Roarke Hufford is 14-years-old and lives in Issaquah, Washington with his family. Roarke is a busy teen who likes to ride his bike, play tennis and go camping. In 2017, Roarke was diagnosed with a pure germ cell tumor. It's a growth that forms in the brain in utero. Roarke underwent 4 months of chemotherapy and radiation to target the tumor. While at Seattle Children's Hospital, he got a special visit from Seahawks quarterback Russell Wilson who has helped lead the push for more awareness in the Strong Against Cancer movement.
In April of 2018, Roarke finished his final treatment and now his doctors say his brain shows no evidence of disease.
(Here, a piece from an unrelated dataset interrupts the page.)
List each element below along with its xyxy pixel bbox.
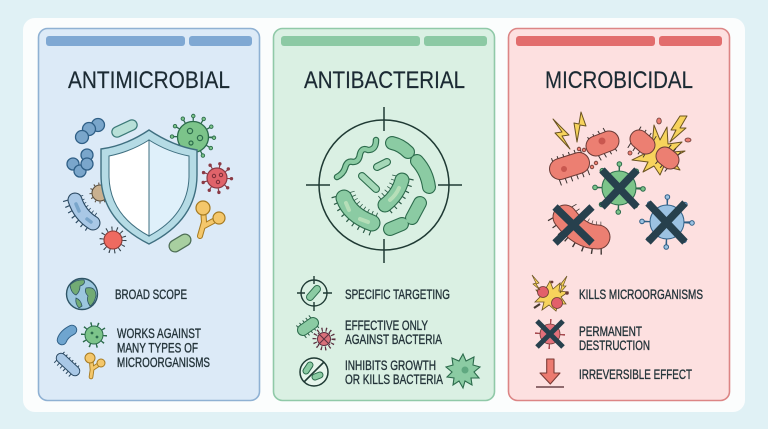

Although Roarke is no longer in the hospital, his big personality and humor left a mark on his medical team.
"Actually for one of his MRI's, I think it was the time of Halloween he dressed up as me," said Dr. Nick Vitanza, an oncologist at Seattle Children's Hospital and one of Roarke's doctors. "He had a big beard on and had a plaid shirt to his clinic visit. He's just a delightful kid who really did overcome a lot."
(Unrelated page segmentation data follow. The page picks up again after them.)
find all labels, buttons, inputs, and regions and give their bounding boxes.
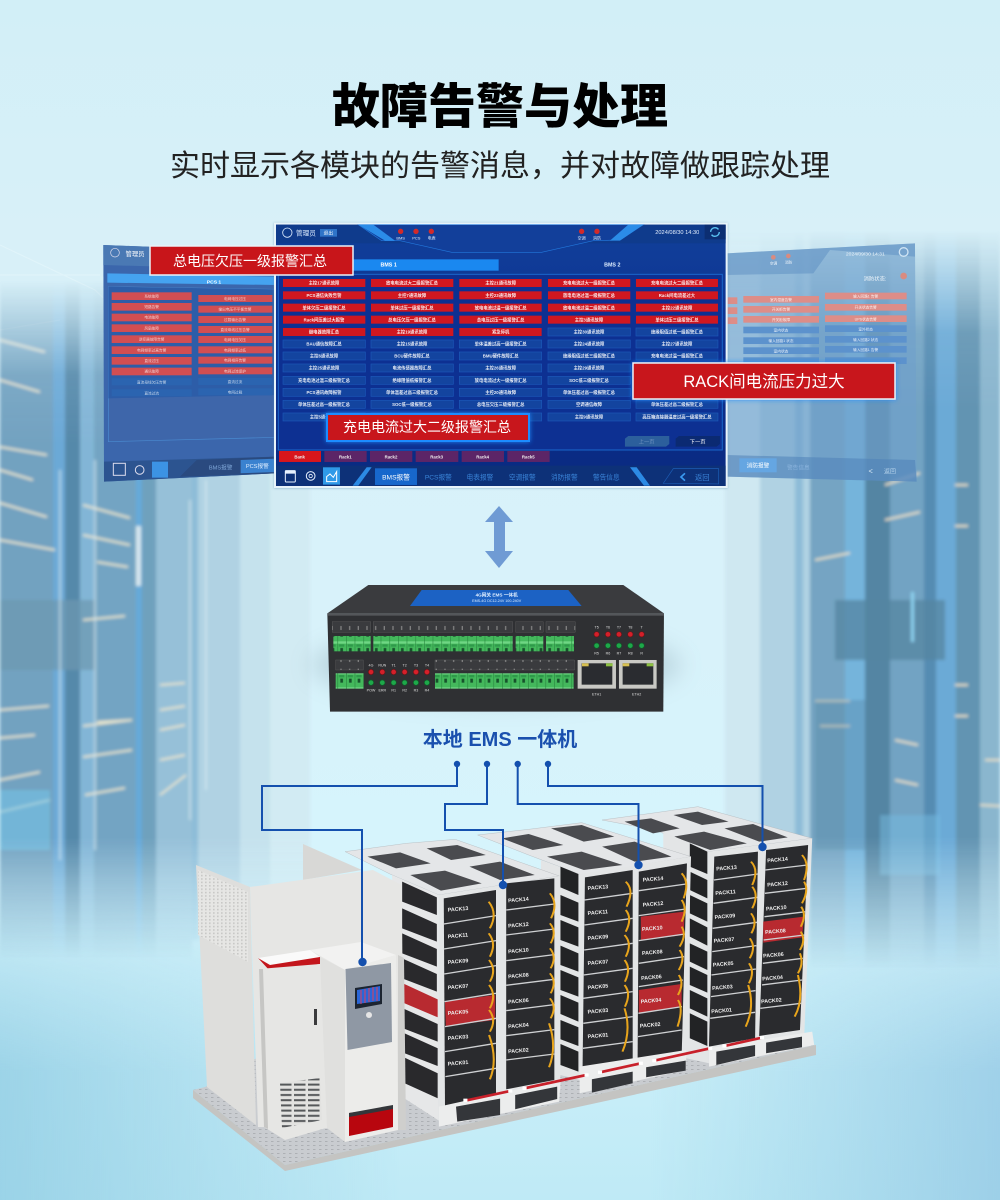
LED indicators: ERR [378,689,387,693]
rack group middle: PACK04 [640,998,662,1005]
panel: fire alarm screen (right, faded): 输入回路1 状态 [768,338,794,343]
alarm list cells: 充电电池过温一级报警汇总 [651,353,704,360]
alarm list cells: 单体压差过高一级报警汇总 [563,389,616,396]
rack group rear right: PACK03 [712,984,733,992]
alarm list cells: 总电压过压一级报警汇总 [477,316,525,323]
panel: PCS alarm screen (left, faded): 电网频率过低 [224,347,246,352]
LED indicators: T3 [414,663,418,667]
alarm list cells: 紧急停机 [492,329,510,336]
alarm list cells: BCU硬件故障汇总 [394,353,430,360]
rack group rear right: PACK13 [716,865,737,873]
panel: PCS alarm screen (left, faded): PCS报警 [246,462,269,470]
LED indicators: T [641,625,644,629]
panel: fire alarm screen (right, faded): 空调 [770,260,778,265]
panel: fire alarm screen (right, faded): 消防状态: [864,274,886,282]
rack group middle: PACK13 [587,884,609,892]
alarm list cells: 充电电流过大一级报警汇总 [563,280,616,287]
rear wall panels [196,844,404,1130]
cabinet: control unit with touch screen [310,942,406,1142]
LED indicators: T8 [628,625,632,629]
alarm list cells: 单体温差过高三级报警汇总 [386,389,439,396]
Ethernet ports [578,660,657,696]
alarm list cells: 单体过压三级报警汇总 [655,316,699,323]
alarm list cells: PCS通讯故障报警 [307,389,342,396]
rack group rear right: PACK04 [762,975,783,983]
panel: fire alarm screen (right, faded): 室内状态 [774,328,789,333]
base plate [193,1000,816,1171]
callout: rack current pressure too high [633,363,895,399]
alarm list cells: 主控30通讯故障 [574,329,605,336]
bottom navigation: 消防报警 [551,473,578,482]
alarm list cells: 主控29通讯故障 [574,365,605,372]
LED indicators: R [640,651,643,655]
alarm list cells: 主控15通讯故障 [397,341,428,348]
panel: PCS alarm screen (left, faded): 直流过流 [144,390,159,395]
panel: PCS alarm screen (left, faded): 短路告警 [144,304,159,309]
alarm list cells: 放电电池过温一级报警汇总 [563,292,616,299]
rack group front: PACK04 [508,1023,529,1030]
bottom navigation: BMS报警 [382,473,410,482]
rack group front: PACK13 [448,906,469,914]
screen header: BMS [396,235,405,240]
alarm list cells: 放电电流过大二级报警汇总 [386,280,439,287]
Ethernet ports: ETH1 [592,692,601,696]
alarm list cells: 放电电池过温一级报警汇总 [475,304,527,311]
callout: total voltage undervoltage: 总电压欠压一级报警汇总 [173,253,327,269]
Ethernet ports: ETH2 [632,692,641,696]
rack group rear right: PACK02 [761,998,782,1005]
rack group middle: PACK11 [587,909,608,917]
alarm list cells: 总电压欠压一级报警汇总 [388,316,436,323]
panel: PCS alarm screen (left, faded): 系统故障 [144,293,159,298]
rack group front: PACK01 [448,1060,469,1068]
device top label [410,590,582,606]
LED indicators: T4 [425,663,429,667]
rack tabs: Bank [294,454,306,459]
alarm list cells: 主控9通讯故障 [575,414,604,421]
rack tabs: Rack5 [522,454,535,459]
alarm list cells: 充电电池过温三级报警汇总 [298,377,351,384]
LED indicators: R1 [391,689,396,693]
screen header: 退出 [324,230,333,237]
device shadow [311,627,681,703]
alarm list cells: 充电电流过大二级报警汇总 [651,280,704,287]
alarm list cells: BMU硬件故障汇总 [483,353,519,360]
alarm list cells: 绝缘阻值低报警汇总 [393,377,432,384]
panel: fire alarm screen (right, faded): 返回 [884,468,896,475]
rack tabs: Rack4 [476,454,490,459]
alarm list cells: 主控21通讯故障 [485,280,517,287]
alarm list cells: SOC低一级报警汇总 [392,401,432,408]
panel: PCS alarm screen (left, faded): 电网过载 [228,389,243,394]
panel: PCS alarm screen (left, faded) [103,245,277,482]
LED indicators: T7 [617,625,621,629]
connection lines [262,761,767,966]
panel: PCS alarm screen (left, faded): 电网相序告警 [224,358,246,363]
scene: battery racks [345,807,814,1127]
panel: fire alarm screen (right, faded): 输入回路2 状态 [853,337,878,342]
rack group rear right: PACK10 [766,905,787,913]
LED indicators: T6 [606,625,610,629]
panel: BMS alarm screen (main) [274,223,728,488]
screen header: 2024/08/30 14:30 [655,230,699,236]
screen header: 电表 [428,234,436,240]
rack group rear right: PACK11 [715,889,736,897]
alarm list cells: 空调通信故障 [576,401,603,408]
rack group front: PACK02 [508,1048,529,1055]
alarm list cells: 高压箱连接器温度过高一级报警汇总 [642,414,712,421]
panel: PCS alarm screen (left, faded): 电网过流保护 [224,368,246,373]
alarm list cells: 主控24通讯故障 [574,341,605,348]
callout: total voltage undervoltage [150,246,353,275]
panel: fire alarm screen (right, faded): 输入回路1 告警 [853,347,878,352]
rack group rear right: PACK05 [713,961,734,969]
LED indicators: T5 [594,625,599,629]
panel: PCS alarm screen (left, faded): 逆变器故障告警 [139,336,165,341]
alarm list cells: 主控19通讯故障 [397,329,428,336]
BMS tabs: BMS 2 [604,263,620,269]
panel: fire alarm screen (right, faded): 消防 [785,259,793,264]
rack group front: PACK10 [508,948,529,955]
rack group front: PACK14 [508,897,529,904]
rack tabs: Rack3 [430,454,444,459]
panel: PCS alarm screen (left, faded): 直流过流 [228,379,243,384]
rack group rear right: PACK07 [714,937,735,945]
LED indicators: T1 [392,663,396,667]
rack group middle: PACK02 [640,1022,661,1030]
rack tabs: Rack2 [385,454,398,459]
device name label: 本地 EMS 一体机 [423,728,577,751]
alarm list cells: 单体温差过高一级报警汇总 [475,341,527,348]
alarm list cells: SOC低三级报警汇总 [569,377,609,384]
panel: fire alarm screen (right, faded): 开关状态告警 [855,305,877,310]
bottom navigation: 警告信息 [593,473,620,482]
rack group front: PACK11 [448,933,468,940]
panel: fire alarm screen (right, faded): 消防报警 [747,461,770,469]
pagination buttons [625,436,720,447]
panel: PCS alarm screen (left, faded): 过载输出告警 [224,317,246,322]
rack group rear right: PACK12 [767,881,788,889]
panel: fire alarm screen (right, faded): 警告信息 [787,463,810,471]
bottom navigation: PCS报警 [425,473,452,482]
LED indicators: R2 [402,689,407,693]
rack group rear right: PACK01 [711,1008,732,1015]
panel: fire alarm screen (right, faded): < [869,466,873,475]
rack group front: PACK05 [448,1009,469,1017]
screen header [276,225,726,252]
terminal blocks [333,636,574,689]
alarm list cells: Rack间电流差过大 [659,292,696,299]
LED indicators: T2 [403,663,407,667]
alarm list cells: 单体压差过高二级报警汇总 [651,401,704,408]
panel: fire alarm screen (right, faded): 开关柜故障 [772,317,790,322]
panel: PCS alarm screen (left, faded): 直流过压 [144,358,159,363]
rack group middle: PACK09 [587,934,609,942]
alarm list cells: 继电器故障汇总 [309,329,340,336]
alarm list cells: 主控6通讯故障 [310,353,339,360]
rack group middle: PACK12 [643,901,664,909]
LED indicators: RUN [378,663,387,667]
alarm list cells: 主控25通讯故障 [309,365,340,372]
pagination buttons: 上一页 [639,437,655,445]
callout: rack current pressure too high: RACK间电流压力过大 [683,372,845,391]
alarm list cells: 主控26通讯故障 [485,365,517,372]
panel: fire alarm screen (right, faded): 开关柜告警 [772,307,790,312]
panel: PCS alarm screen (left, faded): 风扇故障 [144,325,159,330]
panel: PCS alarm screen (left, faded): PCS 1 [207,279,221,285]
alarm list cells: 单体欠压二级报警汇总 [302,304,346,311]
rack group rear right: PACK06 [763,952,784,960]
rack tabs: Rack1 [339,454,352,459]
alarm list cells: 放电电流过大一级报警汇总 [475,377,527,384]
LED indicators: R5 [594,651,599,655]
screen header: 空调 [578,234,586,240]
busbars [463,1036,764,1102]
LED indicators: R7 [617,651,621,655]
rack group rear right: PACK14 [767,857,788,864]
panel: fire alarm screen (right, faded): 输入回路1 告警 [853,294,878,299]
panel: PCS alarm screen (left, faded): 电网频率过高告警 [137,347,167,352]
alarm list cells: 主控17通讯故障 [309,280,340,287]
rack group middle: PACK14 [643,876,664,884]
rack group front: PACK09 [448,958,469,966]
panel: PCS alarm screen (left, faded): 管理员 [126,249,144,258]
panel: PCS alarm screen (left, faded): 电网电压过压 [224,296,246,301]
callout: charge current too high [327,414,529,441]
rack group rear right [602,807,814,1067]
alarm list cells: BAU通信故障汇总 [306,341,342,348]
screen header: PCS [412,235,421,240]
alarm list cells: 主控5通讯故障 [310,414,339,421]
alarm list cells: 主控7通讯故障 [398,292,427,299]
LED indicators: R8 [628,651,633,655]
alarm list cells: 绝缘阻值过低一级报警汇总 [651,329,704,336]
pagination buttons: 下一页 [690,438,706,445]
screen header: 消防 [593,234,601,240]
panel: PCS alarm screen (left, faded): 电池故障 [144,315,159,320]
LED indicators: R3 [414,689,418,693]
LED indicators: 4G [369,663,374,667]
alarm list cells: 主控27通讯故障 [662,341,693,348]
rack group front: PACK03 [448,1034,469,1042]
alarm list cells: 单体压差过高一级报警汇总 [298,401,351,408]
alarm list cells: 主控20通讯故障 [485,389,517,396]
cabinet: left with red band [258,950,326,1140]
rack group middle: PACK08 [642,949,663,957]
title: 故障告警与处理 [332,81,668,134]
panel: fire alarm screen (right, faded) [727,243,917,482]
bottom navigation: 电表报警 [467,473,494,482]
device: local EMS unit [327,585,664,712]
rack group middle: PACK07 [587,959,609,967]
panel: fire alarm screen (right, faded): 室外状态 [858,326,873,331]
panel: PCS alarm screen (left, faded): 电网电压欠压 [224,337,246,342]
rack group rear right: PACK08 [765,928,786,936]
bottom navigation [276,466,726,486]
alarm list cells: 单体过压一级报警汇总 [390,304,434,311]
rack group middle: PACK06 [641,974,662,982]
LED indicators: R6 [606,651,610,655]
rack group middle: PACK10 [642,925,663,933]
alarm list cells [283,279,718,421]
callout: charge current too high: 充电电流过大二级报警汇总 [343,419,511,435]
alarm list cells: Rack间压差过大报警 [304,316,345,323]
panel: PCS alarm screen (left, faded): BMS报警 [209,463,233,471]
arrow: bidirectional [485,506,513,568]
rack group middle: PACK05 [587,984,609,991]
rack group front: PACK07 [448,984,469,991]
bottom navigation: 返回 [695,473,710,482]
BMS tabs: BMS 1 [381,263,397,269]
panel: PCS alarm screen (left, faded): 输出电压不平衡告警 [219,307,252,312]
rack group front: PACK06 [508,998,529,1006]
alarm list cells: 放电电池过温二级报警汇总 [563,304,616,311]
rack group rear right: PACK09 [714,913,735,921]
BMS tabs [352,259,620,271]
rack tabs [279,451,550,462]
alarm list cells: 主控22通讯故障 [662,304,693,311]
panel: fire alarm screen (right, faded): 2024/09/30 14:31 [846,251,885,257]
panel: fire alarm screen (right, faded): 室内湿度告警 [770,297,792,302]
LED indicators [367,625,644,693]
alarm list cells: 总电压欠压三级报警汇总 [477,401,525,408]
alarm list cells: 电池传感器故障汇总 [393,365,432,372]
LED indicators: POW [367,689,376,693]
panel: fire alarm screen (right, faded): 室内状态 [774,348,789,353]
rack group front [345,839,560,1127]
LED indicators: R4 [425,689,429,693]
alarm list cells: PCS通信失败告警 [307,292,342,299]
rack group front: PACK08 [508,973,529,980]
device top label: EMS-4G DC12-24V 100-240V [472,599,522,603]
rack group front: PACK12 [508,922,529,930]
rack group middle: PACK01 [587,1033,609,1040]
alarm list cells: 主控3通讯故障 [575,316,604,323]
rack group middle [478,823,691,1093]
panel: fire alarm screen (right, faded): UPS状态告警 [855,316,877,321]
rack group middle: PACK03 [587,1008,609,1016]
panel: PCS alarm screen (left, faded): 直流母线过压告警 [220,327,250,332]
screen header: 管理员 [296,229,316,238]
subtitle: 实时显示各模块的告警消息，并对故障做跟踪处理 [170,150,830,183]
panel: PCS alarm screen (left, faded): 直流母线欠压告警 [137,379,167,384]
device top label: 4G网关 EMS 一体机 [476,592,518,599]
alarm list cells: 主控23通讯故障 [485,292,517,299]
panel: PCS alarm screen (left, faded): 通讯故障 [144,369,159,374]
bottom navigation: 空调报警 [509,473,536,482]
alarm list cells: 绝缘阻值过低三级报警汇总 [563,353,616,360]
Currently, Roarke is finishing up his last year of middle school and excited to be active this summer with his family and friends. In his school yearbook, Roarke was voted 'most likely to cure cancer.'
Awareness around pediatric brain and spinal cancer is critically important. Right now, only 4-percent of national funding for cancer funnels down to kids like Roarke. Doctors say more money for research is needed to come up with better treatments for kids battling cancer.
And while money is necessary, it's also important people become aware of the symptoms of brain and spinal cancers because doctors say they can often mimic other illnesses. While headaches in kids can be normal or the result of dehydration, headaches with increased vomiting are not normal and could be a sign of pressure on the brain. That, in addition to vision and balance problems are all reasons to see your pediatrician for further evaluation according to Dr. Vitanza.
"The state that your child is in neurologically, if you feel at any point they're starting to lose skills or move backwards whether it's strength or their different abilities. I think that's always a reason to talk to your pediatrician," said Dr. Vitanza.